El coche eléctrico era la pócima mágica que debía despejar el horizonte laboral europeo para la próxima década y de lo que sería paradigma, la ambiciosa apuesta del grupo Volkswagen de invertir 1024 millones de euros en el periodo 2023-2027 que incluía la electrificación de la planta de Landaben y la llegada de dos nuevos modelos 100% eléctricos del grupo, uno de los cuales ,el Skoda Epic ya está en producción.Sin embargo, dada la incertidumbre reinante y la feroz competencia, la carga de producción de los modelos eléctricos de Landaben y Martorell podrían languidecer lo que tendría como efecto colateral la reducción de plantillas y una progresiva desertización de la industria auxiliar del automóvil navarro.

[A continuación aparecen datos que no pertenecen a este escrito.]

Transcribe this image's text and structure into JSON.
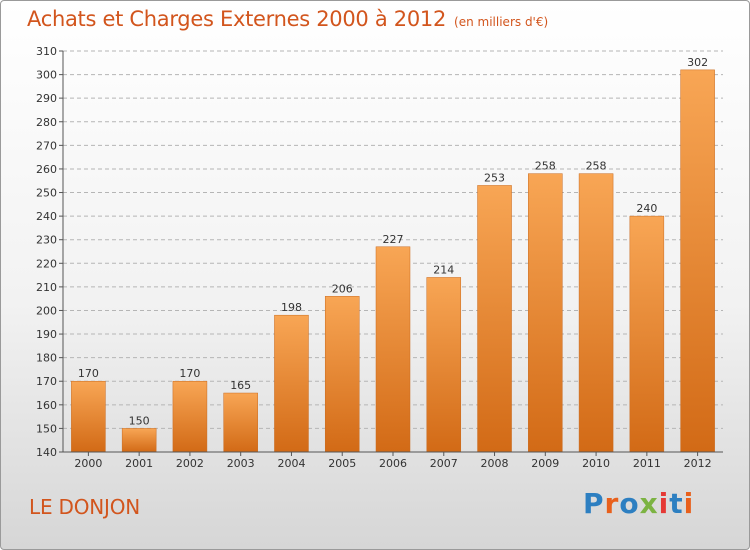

Así, el cierre de la empresa Antolín con 100 trabajadores al quedar marginado de la lista de proveedores del futuro modelo eléctrico de la planta de Landaben de Volkswagen Navarra, sería la punta del iceberg del previsible declive de la industria automotriz, por lo que se antoja urgente por el Gobierno central y el Gobierno de Navarra el diseño de las líneas maestras de la futura reconversión industrial que se avecina en el horizonte del próximo quinquenio.